The mountains upper reaches remained isolated and alone for most of its existence. Only loons, eagles, and other high altitude avians could go there. The Grizzly Bears, Dall’s Sheep, caribou, and other animals surrounding the massif were content on its lower slopes. That began to change in the early twentieth century when humans started to ponder climbing the largest mountain in North America.
In 1903 Judge James Wickersham, a newly arrived Alaskan resident, led the first expedition to attempt to climb the mountain. After battling their way through the untracked wilderness, they climbed a glacier to almost 10,000 ft before being turned back by a sheer vertical wall. When he and the four other men he left with stumbled back into Fairbanks months later, haggard and hollow, it was apparent the mountain would not yield its summit easily.
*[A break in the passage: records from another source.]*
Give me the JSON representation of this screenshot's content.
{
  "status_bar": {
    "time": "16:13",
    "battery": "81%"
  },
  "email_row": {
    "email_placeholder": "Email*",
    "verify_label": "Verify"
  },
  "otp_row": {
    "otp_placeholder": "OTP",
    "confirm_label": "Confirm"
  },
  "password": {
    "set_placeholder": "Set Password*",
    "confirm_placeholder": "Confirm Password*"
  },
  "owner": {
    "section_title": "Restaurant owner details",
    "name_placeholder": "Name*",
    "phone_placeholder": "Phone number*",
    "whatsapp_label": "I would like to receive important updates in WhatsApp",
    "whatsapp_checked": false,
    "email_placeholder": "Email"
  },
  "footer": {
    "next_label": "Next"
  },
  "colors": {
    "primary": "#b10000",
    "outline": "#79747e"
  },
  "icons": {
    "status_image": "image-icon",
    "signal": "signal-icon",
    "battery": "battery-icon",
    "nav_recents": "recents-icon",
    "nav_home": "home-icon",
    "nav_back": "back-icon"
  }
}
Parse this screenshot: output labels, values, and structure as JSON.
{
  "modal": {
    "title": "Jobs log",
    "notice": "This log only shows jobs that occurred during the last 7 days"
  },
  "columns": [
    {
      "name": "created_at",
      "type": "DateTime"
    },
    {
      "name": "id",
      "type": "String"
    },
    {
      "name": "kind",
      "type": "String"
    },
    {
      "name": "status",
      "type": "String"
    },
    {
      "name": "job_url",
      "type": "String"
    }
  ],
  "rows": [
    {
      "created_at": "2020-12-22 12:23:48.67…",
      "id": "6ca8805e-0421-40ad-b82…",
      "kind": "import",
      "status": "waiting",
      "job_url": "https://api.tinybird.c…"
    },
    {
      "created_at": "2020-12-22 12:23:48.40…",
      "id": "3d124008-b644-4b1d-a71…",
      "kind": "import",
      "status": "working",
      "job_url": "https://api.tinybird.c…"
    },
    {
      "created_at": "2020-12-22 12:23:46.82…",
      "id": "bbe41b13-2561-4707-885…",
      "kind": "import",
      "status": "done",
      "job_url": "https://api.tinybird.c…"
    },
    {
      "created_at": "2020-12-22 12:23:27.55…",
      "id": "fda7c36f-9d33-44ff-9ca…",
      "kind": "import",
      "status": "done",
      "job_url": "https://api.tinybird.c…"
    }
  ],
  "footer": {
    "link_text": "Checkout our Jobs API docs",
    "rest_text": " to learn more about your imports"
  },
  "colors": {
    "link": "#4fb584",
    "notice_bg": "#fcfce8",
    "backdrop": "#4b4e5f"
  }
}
In the following years numerous attempts were made to climb the mountain and all were repulsed. It wasn’t until seven years later that its upper slopes were trodden by human feet. That when an unlikely group of four grizzled miners set out, two of them made it to the top of its north summit and hoisted an American flag. When they returned to civilization, they assumed they had stood atop the mountain. They were mistaken. There was yet another higher point still unvisited by man.
In 1913 a group of four men made it to the top of the south summit and claimed the first ascent of Denali. They had made it to 20,310 feet; it took them eighty-seven days to make it there. While the first man at the top was Walter Harper, The leaders of the expedition were Hudson Stuck, an Episcopal missionary, and Harry Karstens, the person that would become the first superintendent of the National Park soon to surround the mountain. They would be the last people to stand atop its snow-covered summit for nineteen years.
Yet, even though humans have stood atop it, the mountain still is treated reverentially. Something that huge, that grand, demands respect.
Nowadays, Denali is on every mountaineer’s bucket list. As one of the Seven Summits, it routinely hosts over a thousand climbers a year, almost half of them make it to the top. Yet, even though humans have stood atop it, the mountain still is treated reverentially. Something that huge, that grand, demands respect. The lands surrounding it are still wild, its slopes are always full of secrets, and it is simple to get lost in its grandeur. That’s how it should be for this lord of the north, the ruler of all it sees.